Dos días después, formé parte de una enorme multitud reunida en el muelle para presenciar la recepción de las banderas, enviadas con algunos oficiales a bordo del vapor Montevideo. En el mismo barco se trajeron noventa y seis prisioneros, oficiales, según decían, pero no se consideró prudente desembarcarlos hasta que la multitud se hubo dispersado. Las banderas fueron conducidas en forma poco digna, liadas como un envoltorio y llevadas en hombros de dos marineros, tal como un muerto sobre unas andas 9, Los honores de la recepción pública quedaron reservados para el día siguiente, domingo. La población acudió en masse para presenciar una manifestación muy brillante. Todas las tropas que habían quedado en la ciudad y la Guardia Nacional se pusieron en marcha por las calles principales para recibir los trofeos de guerra y escoltarlos hasta la casa de gobierno. El tiempo estaba muy hermoso y la gente demostró todo el entusiasmo de que es capaz el carácter español: cantidad muy grande de cohetes fueron arrojados al aire bajo el cielo azul y la tarde terminó regocijadamente. Había en verdad motivo para regocijarse: Buenos Aires había pasado el peligro de un serio desafío con su enemigo más temible, saliendo innegablemente victoriosa. No puedo, sin embargo, dejar de decir que, para mi, a la satisfacción se mezclaba cierta extrañeza. El sobrio espíritu europeo difícilmente podrá estimar el carácter explosivo y salvaje de las frases que encabezaban el comunicado oficial de la batalla y que decían así: ¡Viva la Patria! ¡Viva Buenos Aires vencedora sobre el caudillaje! ¡Viva el valiente ejército de Buenos Aires cubierto de gloría en los campos de Cañada Rica! ¡Viva el joven y patriota general Mitre! ¡Viva el Gobierno!


La crisis inmediata había sido salvada pero la campaña militar proseguía.
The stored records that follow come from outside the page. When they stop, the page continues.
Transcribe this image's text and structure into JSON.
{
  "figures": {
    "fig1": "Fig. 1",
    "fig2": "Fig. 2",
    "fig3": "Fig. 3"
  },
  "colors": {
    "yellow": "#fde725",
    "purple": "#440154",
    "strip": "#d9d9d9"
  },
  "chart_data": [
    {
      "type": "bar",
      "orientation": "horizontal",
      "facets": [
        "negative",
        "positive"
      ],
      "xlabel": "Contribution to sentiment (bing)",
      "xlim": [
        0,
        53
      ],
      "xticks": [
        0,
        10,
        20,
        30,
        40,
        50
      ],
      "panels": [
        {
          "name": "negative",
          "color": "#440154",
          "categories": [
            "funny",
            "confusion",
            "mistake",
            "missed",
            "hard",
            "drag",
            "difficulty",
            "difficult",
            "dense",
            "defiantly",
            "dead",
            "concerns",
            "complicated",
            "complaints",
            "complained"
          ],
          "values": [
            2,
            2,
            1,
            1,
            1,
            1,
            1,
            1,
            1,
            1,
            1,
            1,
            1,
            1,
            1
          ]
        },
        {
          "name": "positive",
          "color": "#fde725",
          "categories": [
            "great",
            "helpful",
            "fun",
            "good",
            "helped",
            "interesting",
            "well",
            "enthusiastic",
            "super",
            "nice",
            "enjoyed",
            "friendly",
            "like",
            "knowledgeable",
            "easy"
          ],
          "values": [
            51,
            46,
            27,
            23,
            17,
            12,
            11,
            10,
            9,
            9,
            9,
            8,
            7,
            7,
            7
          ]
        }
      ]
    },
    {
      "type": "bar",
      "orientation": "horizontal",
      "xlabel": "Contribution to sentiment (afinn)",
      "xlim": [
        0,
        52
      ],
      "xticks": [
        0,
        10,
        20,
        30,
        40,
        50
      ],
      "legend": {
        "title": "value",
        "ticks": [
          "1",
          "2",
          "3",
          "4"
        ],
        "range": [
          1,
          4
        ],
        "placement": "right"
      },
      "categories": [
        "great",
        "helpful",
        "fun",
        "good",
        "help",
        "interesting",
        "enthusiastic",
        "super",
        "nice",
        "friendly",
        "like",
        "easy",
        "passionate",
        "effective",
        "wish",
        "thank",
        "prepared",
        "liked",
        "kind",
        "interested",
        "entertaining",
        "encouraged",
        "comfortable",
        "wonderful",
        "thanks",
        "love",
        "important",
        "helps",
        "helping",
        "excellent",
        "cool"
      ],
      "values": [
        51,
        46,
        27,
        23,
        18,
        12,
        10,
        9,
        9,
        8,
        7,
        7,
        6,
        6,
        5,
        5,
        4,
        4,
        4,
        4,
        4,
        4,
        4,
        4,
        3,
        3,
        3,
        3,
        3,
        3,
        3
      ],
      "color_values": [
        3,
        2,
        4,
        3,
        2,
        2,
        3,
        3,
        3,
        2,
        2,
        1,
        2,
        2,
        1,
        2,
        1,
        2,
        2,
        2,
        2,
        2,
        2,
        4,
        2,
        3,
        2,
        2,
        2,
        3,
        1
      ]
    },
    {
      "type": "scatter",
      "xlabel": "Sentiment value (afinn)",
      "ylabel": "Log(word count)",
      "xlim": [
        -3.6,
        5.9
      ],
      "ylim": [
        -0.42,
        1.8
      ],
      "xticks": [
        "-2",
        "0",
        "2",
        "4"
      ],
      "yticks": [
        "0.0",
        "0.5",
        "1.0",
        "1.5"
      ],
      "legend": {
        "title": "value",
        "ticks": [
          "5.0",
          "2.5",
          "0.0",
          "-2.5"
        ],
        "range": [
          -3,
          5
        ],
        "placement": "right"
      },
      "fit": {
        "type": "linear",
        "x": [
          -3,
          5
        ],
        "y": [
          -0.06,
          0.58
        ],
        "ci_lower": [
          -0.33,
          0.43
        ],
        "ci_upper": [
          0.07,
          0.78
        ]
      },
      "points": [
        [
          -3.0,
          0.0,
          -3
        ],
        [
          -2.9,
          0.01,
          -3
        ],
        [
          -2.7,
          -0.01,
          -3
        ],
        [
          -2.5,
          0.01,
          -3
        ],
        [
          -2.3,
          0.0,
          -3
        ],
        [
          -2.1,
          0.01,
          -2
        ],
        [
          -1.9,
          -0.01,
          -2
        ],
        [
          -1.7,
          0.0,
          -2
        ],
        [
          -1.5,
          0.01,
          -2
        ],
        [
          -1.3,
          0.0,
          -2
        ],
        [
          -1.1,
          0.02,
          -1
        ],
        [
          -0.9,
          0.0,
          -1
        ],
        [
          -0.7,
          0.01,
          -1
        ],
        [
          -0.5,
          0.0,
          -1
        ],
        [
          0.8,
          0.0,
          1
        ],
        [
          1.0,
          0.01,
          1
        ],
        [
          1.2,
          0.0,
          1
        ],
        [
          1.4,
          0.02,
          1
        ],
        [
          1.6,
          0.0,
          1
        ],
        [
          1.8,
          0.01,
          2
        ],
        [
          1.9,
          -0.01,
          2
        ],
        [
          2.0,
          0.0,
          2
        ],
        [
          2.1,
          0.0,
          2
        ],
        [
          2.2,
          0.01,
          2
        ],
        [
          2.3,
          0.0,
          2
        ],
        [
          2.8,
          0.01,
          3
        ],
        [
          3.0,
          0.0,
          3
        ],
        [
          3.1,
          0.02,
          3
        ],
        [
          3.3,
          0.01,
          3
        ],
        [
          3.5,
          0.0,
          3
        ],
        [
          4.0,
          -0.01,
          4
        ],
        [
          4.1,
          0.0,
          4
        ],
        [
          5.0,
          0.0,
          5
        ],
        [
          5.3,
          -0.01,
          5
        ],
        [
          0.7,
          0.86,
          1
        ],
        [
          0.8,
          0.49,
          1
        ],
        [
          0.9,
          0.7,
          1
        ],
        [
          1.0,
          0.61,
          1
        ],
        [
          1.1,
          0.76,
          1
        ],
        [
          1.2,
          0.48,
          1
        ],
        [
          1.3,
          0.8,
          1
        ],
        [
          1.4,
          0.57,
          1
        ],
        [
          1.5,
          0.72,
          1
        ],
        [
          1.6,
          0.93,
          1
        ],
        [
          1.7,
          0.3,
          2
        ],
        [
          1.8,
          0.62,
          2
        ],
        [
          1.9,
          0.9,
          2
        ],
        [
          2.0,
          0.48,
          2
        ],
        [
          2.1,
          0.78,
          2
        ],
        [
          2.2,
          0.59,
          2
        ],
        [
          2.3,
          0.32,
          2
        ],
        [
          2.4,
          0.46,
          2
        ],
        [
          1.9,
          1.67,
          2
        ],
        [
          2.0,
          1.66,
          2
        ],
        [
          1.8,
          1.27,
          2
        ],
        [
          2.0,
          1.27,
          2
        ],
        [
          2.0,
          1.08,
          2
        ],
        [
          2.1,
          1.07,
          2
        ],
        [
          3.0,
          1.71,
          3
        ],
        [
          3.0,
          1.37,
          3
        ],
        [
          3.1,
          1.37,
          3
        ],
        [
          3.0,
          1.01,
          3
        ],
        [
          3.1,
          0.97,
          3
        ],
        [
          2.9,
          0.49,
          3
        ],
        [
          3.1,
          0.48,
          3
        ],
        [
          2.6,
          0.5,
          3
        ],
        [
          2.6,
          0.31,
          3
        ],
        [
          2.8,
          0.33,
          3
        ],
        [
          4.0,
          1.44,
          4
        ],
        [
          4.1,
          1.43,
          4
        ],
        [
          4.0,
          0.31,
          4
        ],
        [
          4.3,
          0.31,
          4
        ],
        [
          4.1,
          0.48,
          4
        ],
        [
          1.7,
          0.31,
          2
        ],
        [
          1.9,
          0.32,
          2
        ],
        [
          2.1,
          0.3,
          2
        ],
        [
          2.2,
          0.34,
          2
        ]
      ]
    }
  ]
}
El coronel Gelly, ministro de guerra, ayudado por el valiente editor de La Tribuna salieron a reunir la caballería dispersa. Supúsose que la tarea sería fácil porque los hombres de Urquiza habían sido batidos nuevamente. Entre tanto, nosotros gozamos de un relativo reposo y jugamos algunos partidos importantes de cricket a despecho del sol. Habiendo abandonado mi proyecto de viaje al Paraguay, por el momento volví mi atención otra vez al Brasil; y pensando que había visto muy poco de aquella deliciosa parte del mundo, decidí aprovechar la estación y ver todo cuanto me fuera posible durante los próximos dos meses en el interior de las montañas Organs.



Nota. — El 27 de setiembre Hinchliff se embarcó para el Brasil donde permaneció hasta el 8 de noviembre, fecha en que emprendió viaje nuevamente al río de la Plata, según se da cuenta en el capítulo que el lector encontrará a continuación. Como la presente versión sólo incluye los capítulos relativos al país argentino, no se han traducido los cuatro capítulos que refieren las andanzas del autor por tierra brasileña.